Ring 0 LLM inference! What can go wrong?

THIS IS A JOKE - DO NOT ACTUALLY USE THIS

This repo ports a heavily-stripped down version of llm.c inference to the kernel. This currently barely works, and expect lots of timeouts and bugs. Only single-core CPU inference without any acceleration (SSE, AVX, etc.) is supported. Even for the 124M GPT-2 model, expect to wait 1m+ for a single token, during which time the system will be unresponsive.

Building & Installing

# Build the module.

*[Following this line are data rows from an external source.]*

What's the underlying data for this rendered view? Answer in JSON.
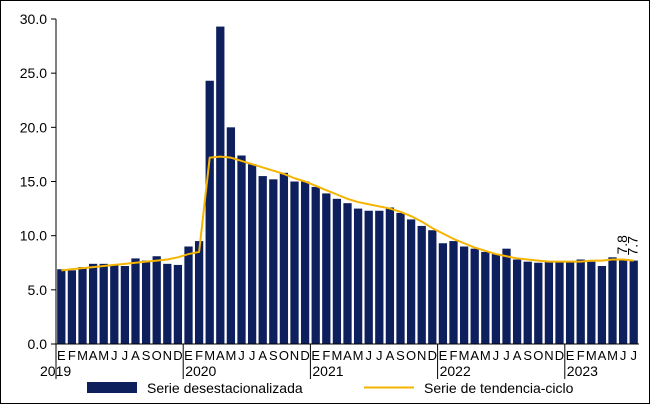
{
  "chart_data": {
    "type": "bar",
    "ylim": [
      0,
      30
    ],
    "yticks": [
      "0.0",
      "5.0",
      "10.0",
      "15.0",
      "20.0",
      "25.0",
      "30.0"
    ],
    "month_letters": [
      "E",
      "F",
      "M",
      "A",
      "M",
      "J",
      "J",
      "A",
      "S",
      "O",
      "N",
      "D"
    ],
    "years": [
      "2019",
      "2020",
      "2021",
      "2022",
      "2023"
    ],
    "series": [
      {
        "name": "Serie desestacionalizada",
        "color": "#0d1f5c",
        "values": [
          6.9,
          6.8,
          7.1,
          7.4,
          7.4,
          7.3,
          7.2,
          7.9,
          7.7,
          8.1,
          7.4,
          7.3,
          9.0,
          9.5,
          24.3,
          29.3,
          20.0,
          17.4,
          16.6,
          15.5,
          15.2,
          15.8,
          15.0,
          15.0,
          14.5,
          13.9,
          13.4,
          13.0,
          12.5,
          12.3,
          12.3,
          12.6,
          12.1,
          11.5,
          10.9,
          10.5,
          9.3,
          9.5,
          9.0,
          8.8,
          8.5,
          8.3,
          8.8,
          7.8,
          7.6,
          7.5,
          7.6,
          7.6,
          7.6,
          7.8,
          7.6,
          7.2,
          8.0,
          7.8,
          7.7
        ]
      },
      {
        "name": "Serie de tendencia-ciclo",
        "color": "#f5b400",
        "values": [
          6.8,
          6.9,
          7.0,
          7.1,
          7.2,
          7.3,
          7.4,
          7.5,
          7.6,
          7.7,
          7.8,
          8.0,
          8.3,
          8.5,
          17.2,
          17.3,
          17.2,
          16.9,
          16.6,
          16.3,
          16.0,
          15.7,
          15.3,
          15.0,
          14.6,
          14.2,
          13.8,
          13.4,
          13.1,
          12.9,
          12.7,
          12.5,
          12.2,
          11.8,
          11.3,
          10.7,
          10.2,
          9.7,
          9.3,
          8.9,
          8.6,
          8.3,
          8.1,
          7.9,
          7.8,
          7.7,
          7.6,
          7.6,
          7.6,
          7.6,
          7.7,
          7.7,
          7.8,
          7.8,
          7.7
        ]
      }
    ],
    "data_labels": [
      {
        "index": 53,
        "text": "7.8"
      },
      {
        "index": 54,
        "text": "7.7"
      }
    ],
    "grid": false,
    "legend_position": "bottom"
  }
}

Make sure to have the right kernel headers installed.
make

# Download the GPT-2 checkpoints
./download_starter_pack.sh

# Copy the models to /lib/firmware
sudo cp gpt2_124M.bin /lib/firmware/kllm-gpt2.bin
sudo cp gpt2_tokenizer.bin /lib/firmware/kllm-tokenizer.bin

# Load the module
sudo insmod kllm.ko

Usage

# Exclude newline, otherwise the LLM with generate a few extra newlines before writing actual text
echo -n "Hello, world!" > /dev/llm0

# Responses will appear in `dmesg` for now. It should also be readable from `/dev/llm0`, but this is unstable.